La recherche scientifique a été profondément bouleversée au cours du XX
e
siècle par le développement de l’informatique et de l’intelligence artificielle (IA). Le paradigme traditionnel de mise en équations théoriques et validation expérimentale a été appuyé par le recours à la simulation numérique qui est devenu incontournable pour analyser des systèmes complexes en physique, ingénierie, biologie, etc.

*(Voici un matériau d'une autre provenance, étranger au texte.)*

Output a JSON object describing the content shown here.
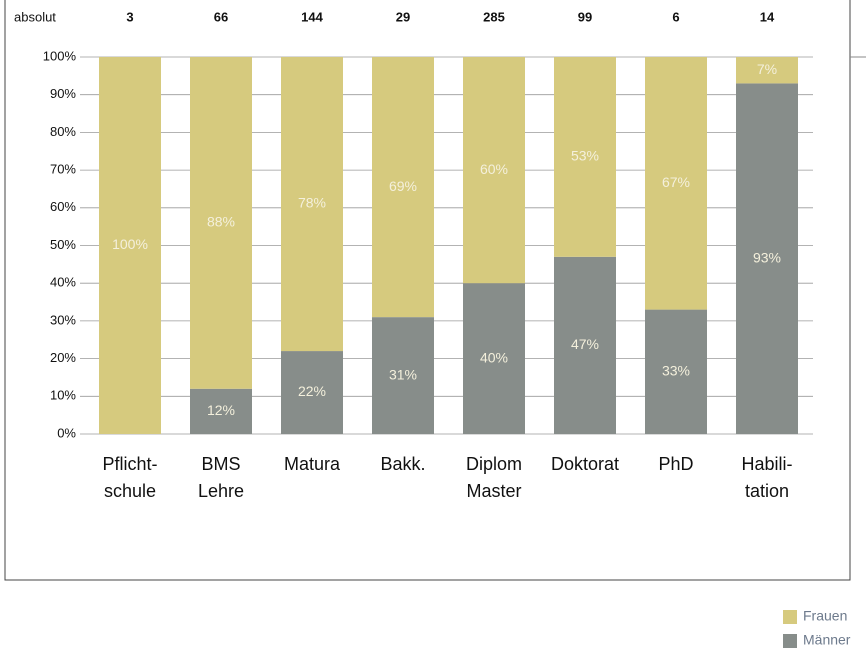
{
  "chart_data": {
    "type": "stacked_bar",
    "absolut": {
      "label": "absolut",
      "values": [
        3,
        66,
        144,
        29,
        285,
        99,
        6,
        14
      ]
    },
    "categories": [
      [
        "Pflicht-",
        "schule"
      ],
      [
        "BMS",
        "Lehre"
      ],
      [
        "Matura"
      ],
      [
        "Bakk."
      ],
      [
        "Diplom",
        "Master"
      ],
      [
        "Doktorat"
      ],
      [
        "PhD"
      ],
      [
        "Habili-",
        "tation"
      ]
    ],
    "series": [
      {
        "name": "Männer",
        "color": "#878d8a",
        "values": [
          0,
          12,
          22,
          31,
          40,
          47,
          33,
          93
        ],
        "value_labels": [
          null,
          "12%",
          "22%",
          "31%",
          "40%",
          "47%",
          "33%",
          "93%"
        ]
      },
      {
        "name": "Frauen",
        "color": "#d6ca7e",
        "values": [
          100,
          88,
          78,
          69,
          60,
          53,
          67,
          7
        ],
        "value_labels": [
          "100%",
          "88%",
          "78%",
          "69%",
          "60%",
          "53%",
          "67%",
          "7%"
        ]
      }
    ],
    "ylim": [
      0,
      100
    ],
    "yticks": [
      {
        "value": 0,
        "label": "0%"
      },
      {
        "value": 10,
        "label": "10%"
      },
      {
        "value": 20,
        "label": "20%"
      },
      {
        "value": 30,
        "label": "30%"
      },
      {
        "value": 40,
        "label": "40%"
      },
      {
        "value": 50,
        "label": "50%"
      },
      {
        "value": 60,
        "label": "60%"
      },
      {
        "value": 70,
        "label": "70%"
      },
      {
        "value": 80,
        "label": "80%"
      },
      {
        "value": 90,
        "label": "90%"
      },
      {
        "value": 100,
        "label": "100%"
      }
    ],
    "grid": true,
    "legend": "bottom-right"
  }
}
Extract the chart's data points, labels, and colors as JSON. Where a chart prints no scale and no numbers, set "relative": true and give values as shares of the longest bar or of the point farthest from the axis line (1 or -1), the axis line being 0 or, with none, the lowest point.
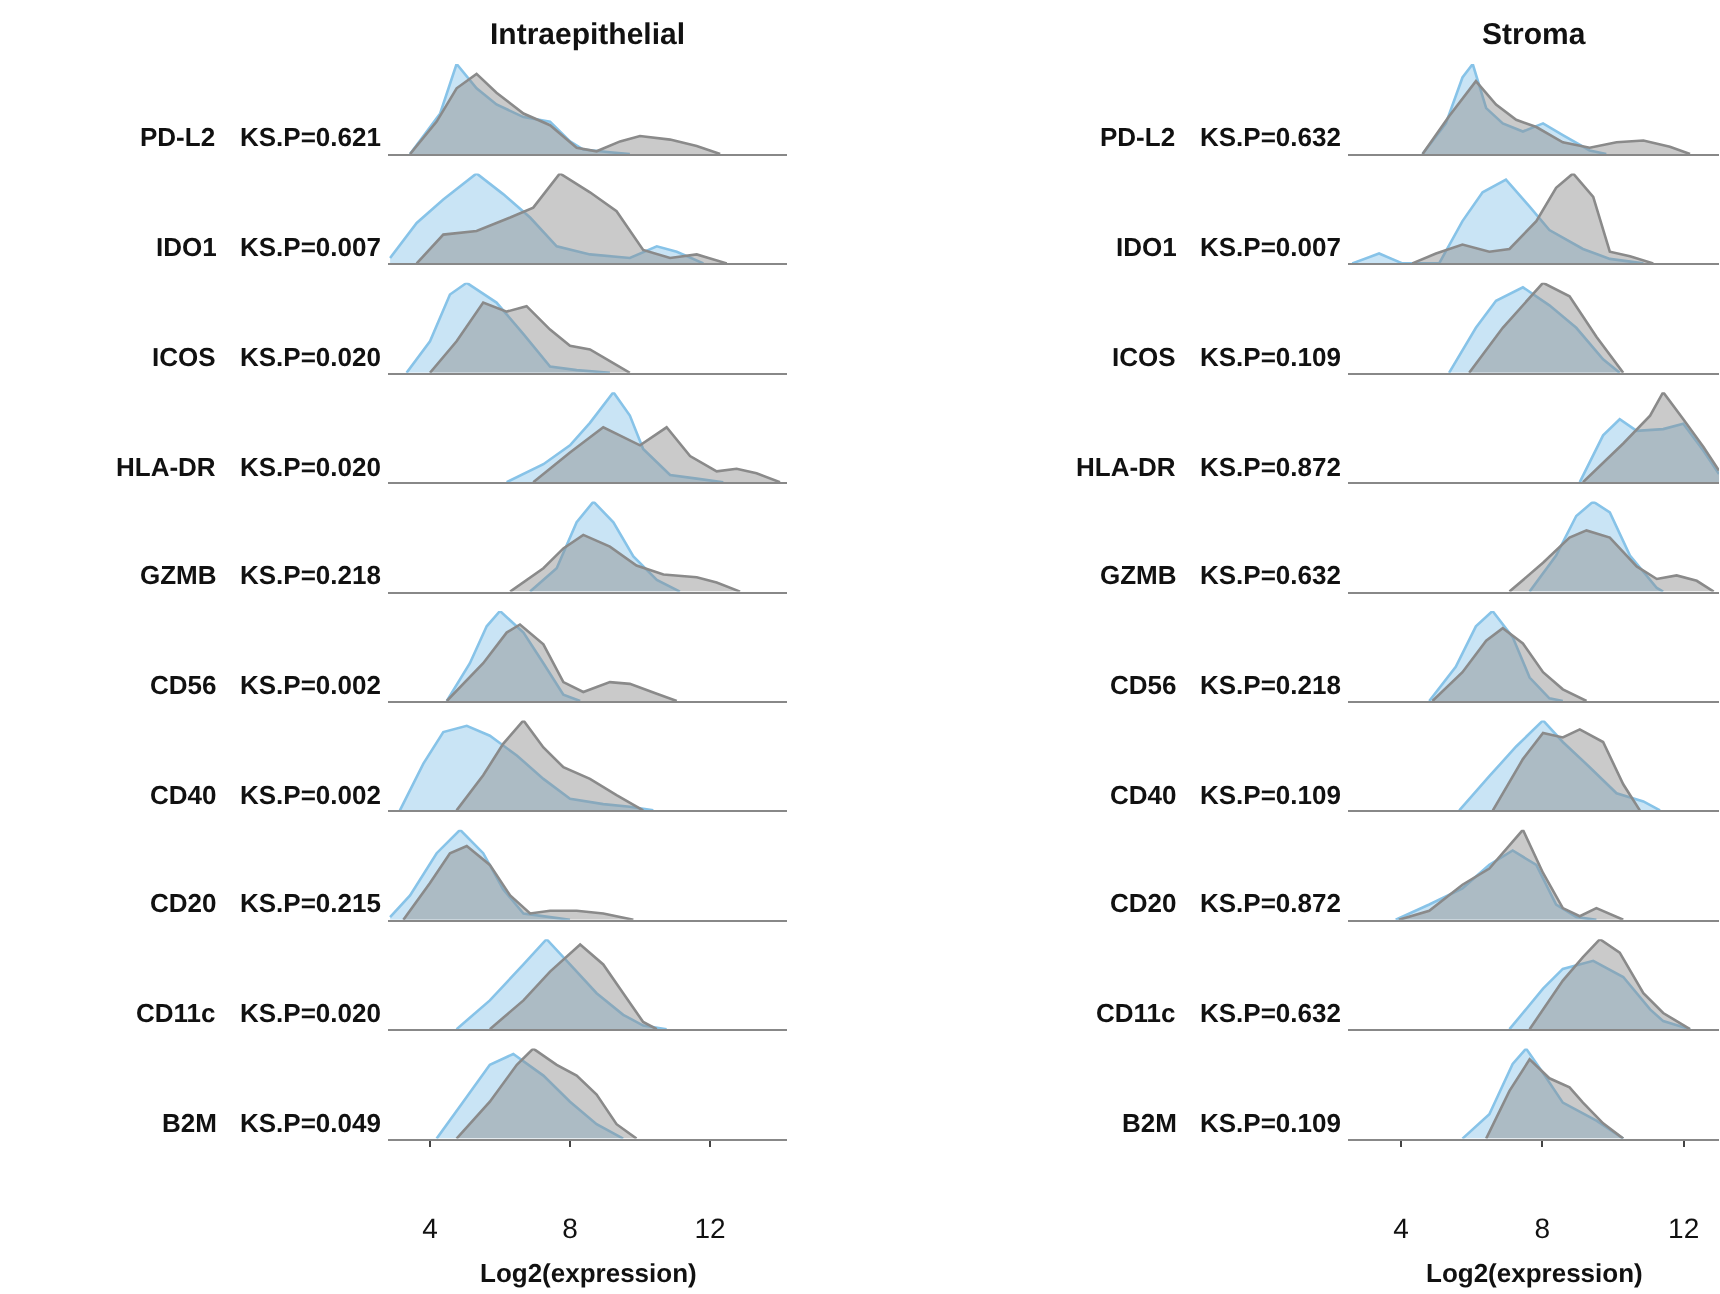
{
  "chart_data": [
    {
      "type": "area",
      "relative": true,
      "title": "Intraepithelial",
      "ylabel": "PD-L2",
      "annotations": [
        "KS.P=0.621"
      ],
      "xlim": [
        2.8,
        14.2
      ],
      "tick_labels": false,
      "series": [
        {
          "color": "#87c3e8",
          "x": [
            3.43,
            4.29,
            4.76,
            5.33,
            5.9,
            6.67,
            7.43,
            8.0,
            8.38,
            9.14,
            9.71
          ],
          "values": [
            0,
            0.45,
            1,
            0.73,
            0.55,
            0.41,
            0.36,
            0.14,
            0.05,
            0.02,
            0
          ]
        },
        {
          "color": "#8a8a8a",
          "x": [
            3.43,
            4.19,
            4.76,
            5.33,
            5.9,
            6.67,
            7.43,
            8.19,
            8.76,
            9.43,
            10.0,
            10.86,
            11.62,
            12.29
          ],
          "values": [
            0,
            0.36,
            0.73,
            0.89,
            0.68,
            0.45,
            0.32,
            0.07,
            0.03,
            0.14,
            0.2,
            0.16,
            0.09,
            0
          ]
        }
      ]
    },
    {
      "type": "area",
      "relative": true,
      "ylabel": "IDO1",
      "annotations": [
        "KS.P=0.007"
      ],
      "xlim": [
        2.8,
        14.2
      ],
      "tick_labels": false,
      "series": [
        {
          "color": "#87c3e8",
          "x": [
            2.86,
            3.62,
            4.38,
            5.33,
            6.09,
            6.86,
            7.62,
            8.57,
            9.71,
            10.48,
            11.05,
            11.81
          ],
          "values": [
            0.06,
            0.45,
            0.71,
            1,
            0.77,
            0.51,
            0.19,
            0.1,
            0.06,
            0.19,
            0.13,
            0
          ]
        },
        {
          "color": "#8a8a8a",
          "x": [
            3.62,
            4.38,
            5.33,
            6.29,
            6.95,
            7.71,
            8.57,
            9.33,
            10.09,
            10.86,
            11.62,
            12.48
          ],
          "values": [
            0,
            0.32,
            0.36,
            0.51,
            0.62,
            1,
            0.79,
            0.58,
            0.15,
            0.06,
            0.1,
            0
          ]
        }
      ]
    },
    {
      "type": "area",
      "relative": true,
      "ylabel": "ICOS",
      "annotations": [
        "KS.P=0.020"
      ],
      "xlim": [
        2.8,
        14.2
      ],
      "tick_labels": false,
      "series": [
        {
          "color": "#87c3e8",
          "x": [
            3.33,
            4.0,
            4.57,
            5.05,
            5.9,
            6.67,
            7.43,
            8.19,
            9.14
          ],
          "values": [
            0,
            0.35,
            0.87,
            1,
            0.78,
            0.43,
            0.07,
            0.03,
            0
          ]
        },
        {
          "color": "#8a8a8a",
          "x": [
            4.0,
            4.76,
            5.52,
            6.19,
            6.76,
            7.43,
            8.0,
            8.57,
            9.14,
            9.71
          ],
          "values": [
            0,
            0.35,
            0.78,
            0.68,
            0.74,
            0.48,
            0.3,
            0.26,
            0.13,
            0
          ]
        }
      ]
    },
    {
      "type": "area",
      "relative": true,
      "ylabel": "HLA-DR",
      "annotations": [
        "KS.P=0.020"
      ],
      "xlim": [
        2.8,
        14.2
      ],
      "tick_labels": false,
      "series": [
        {
          "color": "#87c3e8",
          "x": [
            6.19,
            7.24,
            8.0,
            8.57,
            9.24,
            9.71,
            10.09,
            10.86,
            11.62,
            12.38
          ],
          "values": [
            0,
            0.2,
            0.41,
            0.66,
            1,
            0.74,
            0.37,
            0.08,
            0.04,
            0
          ]
        },
        {
          "color": "#8a8a8a",
          "x": [
            6.95,
            8.0,
            8.95,
            10.0,
            10.76,
            11.43,
            12.19,
            12.76,
            13.33,
            14.0
          ],
          "values": [
            0,
            0.33,
            0.61,
            0.41,
            0.61,
            0.29,
            0.12,
            0.15,
            0.1,
            0
          ]
        }
      ]
    },
    {
      "type": "area",
      "relative": true,
      "ylabel": "GZMB",
      "annotations": [
        "KS.P=0.218"
      ],
      "xlim": [
        2.8,
        14.2
      ],
      "tick_labels": false,
      "series": [
        {
          "color": "#87c3e8",
          "x": [
            6.86,
            7.62,
            8.19,
            8.67,
            9.24,
            9.81,
            10.48,
            11.14
          ],
          "values": [
            0,
            0.26,
            0.77,
            1,
            0.77,
            0.39,
            0.13,
            0
          ]
        },
        {
          "color": "#8a8a8a",
          "x": [
            6.29,
            7.24,
            7.81,
            8.38,
            9.14,
            9.9,
            10.67,
            11.62,
            12.19,
            12.86
          ],
          "values": [
            0,
            0.26,
            0.48,
            0.63,
            0.5,
            0.29,
            0.19,
            0.16,
            0.1,
            0
          ]
        }
      ]
    },
    {
      "type": "area",
      "relative": true,
      "ylabel": "CD56",
      "annotations": [
        "KS.P=0.002"
      ],
      "xlim": [
        2.8,
        14.2
      ],
      "tick_labels": false,
      "series": [
        {
          "color": "#87c3e8",
          "x": [
            4.48,
            5.14,
            5.62,
            6.0,
            6.67,
            7.24,
            7.81,
            8.29
          ],
          "values": [
            0,
            0.42,
            0.83,
            1,
            0.76,
            0.42,
            0.07,
            0
          ]
        },
        {
          "color": "#8a8a8a",
          "x": [
            4.48,
            5.52,
            6.19,
            6.57,
            7.24,
            7.81,
            8.38,
            9.14,
            9.71,
            10.48,
            11.05
          ],
          "values": [
            0,
            0.42,
            0.76,
            0.85,
            0.63,
            0.21,
            0.1,
            0.21,
            0.19,
            0.08,
            0
          ]
        }
      ]
    },
    {
      "type": "area",
      "relative": true,
      "ylabel": "CD40",
      "annotations": [
        "KS.P=0.002"
      ],
      "xlim": [
        2.8,
        14.2
      ],
      "tick_labels": false,
      "series": [
        {
          "color": "#87c3e8",
          "x": [
            3.14,
            3.81,
            4.38,
            5.05,
            5.71,
            6.48,
            7.24,
            8.0,
            8.95,
            9.71,
            10.38
          ],
          "values": [
            0,
            0.52,
            0.87,
            0.94,
            0.83,
            0.61,
            0.35,
            0.13,
            0.07,
            0.04,
            0
          ]
        },
        {
          "color": "#8a8a8a",
          "x": [
            4.76,
            5.52,
            6.09,
            6.67,
            7.24,
            7.81,
            8.57,
            9.33,
            10.09
          ],
          "values": [
            0,
            0.39,
            0.74,
            1,
            0.7,
            0.48,
            0.35,
            0.17,
            0
          ]
        }
      ]
    },
    {
      "type": "area",
      "relative": true,
      "ylabel": "CD20",
      "annotations": [
        "KS.P=0.215"
      ],
      "xlim": [
        2.8,
        14.2
      ],
      "tick_labels": false,
      "series": [
        {
          "color": "#87c3e8",
          "x": [
            2.86,
            3.43,
            4.19,
            4.86,
            5.52,
            6.09,
            6.67,
            7.43,
            8.0
          ],
          "values": [
            0.03,
            0.27,
            0.74,
            1,
            0.74,
            0.34,
            0.07,
            0.03,
            0
          ]
        },
        {
          "color": "#8a8a8a",
          "x": [
            3.24,
            4.0,
            4.57,
            5.05,
            5.71,
            6.29,
            6.86,
            7.43,
            8.19,
            8.95,
            9.81
          ],
          "values": [
            0,
            0.41,
            0.74,
            0.82,
            0.61,
            0.27,
            0.07,
            0.1,
            0.1,
            0.07,
            0
          ]
        }
      ]
    },
    {
      "type": "area",
      "relative": true,
      "ylabel": "CD11c",
      "annotations": [
        "KS.P=0.020"
      ],
      "xlim": [
        2.8,
        14.2
      ],
      "tick_labels": false,
      "series": [
        {
          "color": "#87c3e8",
          "x": [
            4.76,
            5.71,
            6.67,
            7.33,
            8.0,
            8.76,
            9.52,
            10.09,
            10.76
          ],
          "values": [
            0,
            0.32,
            0.72,
            1,
            0.72,
            0.4,
            0.16,
            0.04,
            0
          ]
        },
        {
          "color": "#8a8a8a",
          "x": [
            5.71,
            6.67,
            7.43,
            8.29,
            8.95,
            9.52,
            10.09,
            10.48
          ],
          "values": [
            0,
            0.32,
            0.64,
            0.94,
            0.72,
            0.4,
            0.08,
            0
          ]
        }
      ]
    },
    {
      "type": "area",
      "relative": true,
      "ylabel": "B2M",
      "annotations": [
        "KS.P=0.049"
      ],
      "xlim": [
        2.8,
        14.2
      ],
      "xticks": [
        4,
        8,
        12
      ],
      "xlabel": "Log2(expression)",
      "tick_labels": "x",
      "series": [
        {
          "color": "#87c3e8",
          "x": [
            4.19,
            4.95,
            5.71,
            6.38,
            7.24,
            8.0,
            8.76,
            9.52
          ],
          "values": [
            0,
            0.41,
            0.82,
            0.94,
            0.7,
            0.41,
            0.16,
            0
          ]
        },
        {
          "color": "#8a8a8a",
          "x": [
            4.76,
            5.71,
            6.48,
            6.95,
            7.62,
            8.19,
            8.76,
            9.33,
            9.9
          ],
          "values": [
            0,
            0.41,
            0.82,
            1,
            0.82,
            0.7,
            0.49,
            0.16,
            0
          ]
        }
      ]
    },
    {
      "type": "area",
      "relative": true,
      "title": "Stroma",
      "ylabel": "PD-L2",
      "annotations": [
        "KS.P=0.632"
      ],
      "xlim": [
        2.5,
        13.0
      ],
      "tick_labels": false,
      "series": [
        {
          "color": "#87c3e8",
          "x": [
            4.61,
            5.27,
            5.74,
            6.03,
            6.41,
            6.88,
            7.45,
            8.02,
            8.58,
            9.34,
            9.81
          ],
          "values": [
            0,
            0.34,
            0.85,
            1,
            0.51,
            0.34,
            0.25,
            0.34,
            0.21,
            0.04,
            0
          ]
        },
        {
          "color": "#8a8a8a",
          "x": [
            4.61,
            5.36,
            6.12,
            6.69,
            7.26,
            7.83,
            8.58,
            9.34,
            10.1,
            10.86,
            11.61,
            12.18
          ],
          "values": [
            0,
            0.42,
            0.81,
            0.55,
            0.38,
            0.3,
            0.13,
            0.07,
            0.13,
            0.15,
            0.08,
            0
          ]
        }
      ]
    },
    {
      "type": "area",
      "relative": true,
      "ylabel": "IDO1",
      "annotations": [
        "KS.P=0.007"
      ],
      "xlim": [
        2.5,
        13.0
      ],
      "tick_labels": false,
      "series": [
        {
          "color": "#87c3e8",
          "x": [
            2.62,
            3.38,
            4.04,
            5.08,
            5.74,
            6.31,
            6.97,
            7.64,
            8.2,
            9.15,
            9.91,
            10.86
          ],
          "values": [
            0,
            0.11,
            0,
            0,
            0.47,
            0.79,
            0.93,
            0.63,
            0.37,
            0.16,
            0.05,
            0
          ]
        },
        {
          "color": "#8a8a8a",
          "x": [
            4.32,
            4.99,
            5.74,
            6.5,
            7.07,
            7.83,
            8.39,
            8.87,
            9.44,
            9.91,
            10.48,
            11.14
          ],
          "values": [
            0,
            0.11,
            0.21,
            0.13,
            0.16,
            0.47,
            0.84,
            1,
            0.74,
            0.13,
            0.08,
            0
          ]
        }
      ]
    },
    {
      "type": "area",
      "relative": true,
      "ylabel": "ICOS",
      "annotations": [
        "KS.P=0.109"
      ],
      "xlim": [
        2.5,
        13.0
      ],
      "tick_labels": false,
      "series": [
        {
          "color": "#87c3e8",
          "x": [
            5.36,
            6.12,
            6.69,
            7.45,
            8.2,
            8.96,
            9.72,
            10.19
          ],
          "values": [
            0,
            0.5,
            0.8,
            0.95,
            0.75,
            0.5,
            0.15,
            0
          ]
        },
        {
          "color": "#8a8a8a",
          "x": [
            5.93,
            6.88,
            8.02,
            8.77,
            9.53,
            10.29
          ],
          "values": [
            0,
            0.5,
            1,
            0.85,
            0.4,
            0
          ]
        }
      ]
    },
    {
      "type": "area",
      "relative": true,
      "ylabel": "HLA-DR",
      "annotations": [
        "KS.P=0.872"
      ],
      "xlim": [
        2.5,
        13.0
      ],
      "tick_labels": false,
      "series": [
        {
          "color": "#87c3e8",
          "x": [
            9.06,
            9.72,
            10.19,
            10.67,
            11.42,
            11.99,
            12.56,
            13.0
          ],
          "values": [
            0,
            0.52,
            0.7,
            0.57,
            0.59,
            0.65,
            0.35,
            0.09
          ]
        },
        {
          "color": "#8a8a8a",
          "x": [
            9.15,
            10.29,
            11.05,
            11.42,
            11.99,
            12.56,
            13.0
          ],
          "values": [
            0,
            0.43,
            0.74,
            1,
            0.7,
            0.39,
            0.13
          ]
        }
      ]
    },
    {
      "type": "area",
      "relative": true,
      "ylabel": "GZMB",
      "annotations": [
        "KS.P=0.632"
      ],
      "xlim": [
        2.5,
        13.0
      ],
      "tick_labels": false,
      "series": [
        {
          "color": "#87c3e8",
          "x": [
            7.64,
            8.39,
            8.96,
            9.44,
            9.91,
            10.48,
            11.24,
            11.42
          ],
          "values": [
            0,
            0.4,
            0.84,
            1,
            0.88,
            0.4,
            0.04,
            0
          ]
        },
        {
          "color": "#8a8a8a",
          "x": [
            7.07,
            8.02,
            8.77,
            9.25,
            9.91,
            10.67,
            11.24,
            11.8,
            12.37,
            12.85
          ],
          "values": [
            0,
            0.32,
            0.6,
            0.68,
            0.6,
            0.28,
            0.14,
            0.18,
            0.12,
            0
          ]
        }
      ]
    },
    {
      "type": "area",
      "relative": true,
      "ylabel": "CD56",
      "annotations": [
        "KS.P=0.218"
      ],
      "xlim": [
        2.5,
        13.0
      ],
      "tick_labels": false,
      "series": [
        {
          "color": "#87c3e8",
          "x": [
            4.8,
            5.55,
            6.12,
            6.59,
            7.16,
            7.64,
            8.2,
            8.58
          ],
          "values": [
            0,
            0.38,
            0.83,
            1,
            0.71,
            0.26,
            0.03,
            0
          ]
        },
        {
          "color": "#8a8a8a",
          "x": [
            4.89,
            5.74,
            6.41,
            6.88,
            7.45,
            8.02,
            8.58,
            9.25
          ],
          "values": [
            0,
            0.32,
            0.67,
            0.81,
            0.64,
            0.32,
            0.13,
            0
          ]
        }
      ]
    },
    {
      "type": "area",
      "relative": true,
      "ylabel": "CD40",
      "annotations": [
        "KS.P=0.109"
      ],
      "xlim": [
        2.5,
        13.0
      ],
      "tick_labels": false,
      "series": [
        {
          "color": "#87c3e8",
          "x": [
            5.65,
            6.5,
            7.26,
            8.02,
            8.58,
            9.34,
            10.1,
            10.86,
            11.33
          ],
          "values": [
            0,
            0.38,
            0.71,
            1,
            0.76,
            0.48,
            0.19,
            0.1,
            0
          ]
        },
        {
          "color": "#8a8a8a",
          "x": [
            6.6,
            7.45,
            8.02,
            8.58,
            9.06,
            9.72,
            10.29,
            10.76
          ],
          "values": [
            0,
            0.57,
            0.86,
            0.81,
            0.9,
            0.76,
            0.29,
            0
          ]
        }
      ]
    },
    {
      "type": "area",
      "relative": true,
      "ylabel": "CD20",
      "annotations": [
        "KS.P=0.872"
      ],
      "xlim": [
        2.5,
        13.0
      ],
      "tick_labels": false,
      "series": [
        {
          "color": "#87c3e8",
          "x": [
            3.85,
            4.8,
            5.74,
            6.5,
            7.16,
            7.83,
            8.39,
            8.96,
            9.53
          ],
          "values": [
            0,
            0.17,
            0.35,
            0.61,
            0.77,
            0.61,
            0.17,
            0.03,
            0
          ]
        },
        {
          "color": "#8a8a8a",
          "x": [
            3.94,
            4.8,
            5.74,
            6.5,
            7.45,
            8.02,
            8.58,
            9.06,
            9.53,
            10.29
          ],
          "values": [
            0,
            0.1,
            0.39,
            0.57,
            1,
            0.52,
            0.13,
            0.04,
            0.13,
            0
          ]
        }
      ]
    },
    {
      "type": "area",
      "relative": true,
      "ylabel": "CD11c",
      "annotations": [
        "KS.P=0.632"
      ],
      "xlim": [
        2.5,
        13.0
      ],
      "tick_labels": false,
      "series": [
        {
          "color": "#87c3e8",
          "x": [
            7.07,
            8.02,
            8.58,
            9.44,
            10.29,
            11.05,
            11.42,
            12.18
          ],
          "values": [
            0,
            0.45,
            0.67,
            0.76,
            0.58,
            0.22,
            0.09,
            0
          ]
        },
        {
          "color": "#8a8a8a",
          "x": [
            7.64,
            8.58,
            9.15,
            9.63,
            10.19,
            10.86,
            11.42,
            12.18
          ],
          "values": [
            0,
            0.54,
            0.8,
            1,
            0.85,
            0.4,
            0.18,
            0
          ]
        }
      ]
    },
    {
      "type": "area",
      "relative": true,
      "ylabel": "B2M",
      "annotations": [
        "KS.P=0.109"
      ],
      "xlim": [
        2.5,
        13.0
      ],
      "xticks": [
        4,
        8,
        12
      ],
      "xlabel": "Log2(expression)",
      "tick_labels": "x",
      "series": [
        {
          "color": "#87c3e8",
          "x": [
            5.74,
            6.5,
            7.16,
            7.54,
            8.02,
            8.58,
            9.53,
            10.29
          ],
          "values": [
            0,
            0.27,
            0.83,
            1,
            0.73,
            0.4,
            0.2,
            0
          ]
        },
        {
          "color": "#8a8a8a",
          "x": [
            6.41,
            7.07,
            7.64,
            8.2,
            8.77,
            9.15,
            9.72,
            10.29
          ],
          "values": [
            0,
            0.53,
            0.88,
            0.67,
            0.57,
            0.4,
            0.17,
            0
          ]
        }
      ]
    }
  ]
}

Avec l’automatisation des expériences et la multiplication exponentielle du nombre de capteurs, un déluge de données d’observation sont désormais rendues disponibles. Pour extraire de l’information pertinente de ces données et alimenter la découverte scientifique, l’apprentissage statistique (
machine learning
), en particulier l’apprentissage profond (
deep learning
), est particulièrement attrayant. L’apprentissage profond a permis au cours de la dernière décennie des progrès spectaculaires dans les domaines de la vision par ordinateur, du traitement du langage naturel ou des jeux, grâce à sa capacité à extraire des relations non linéaires complexes à partir de données massives et à construire des modèles prédictifs. Dans le domaine industriel, ces méthodes d’IA ouvrent la voie au développement de jumeaux numériques, permettant de simuler des systèmes complexes beaucoup plus rapidement qu’avec les techniques de résolution traditionnelles et d’extrapoler les résultats à de nouvelles configurations.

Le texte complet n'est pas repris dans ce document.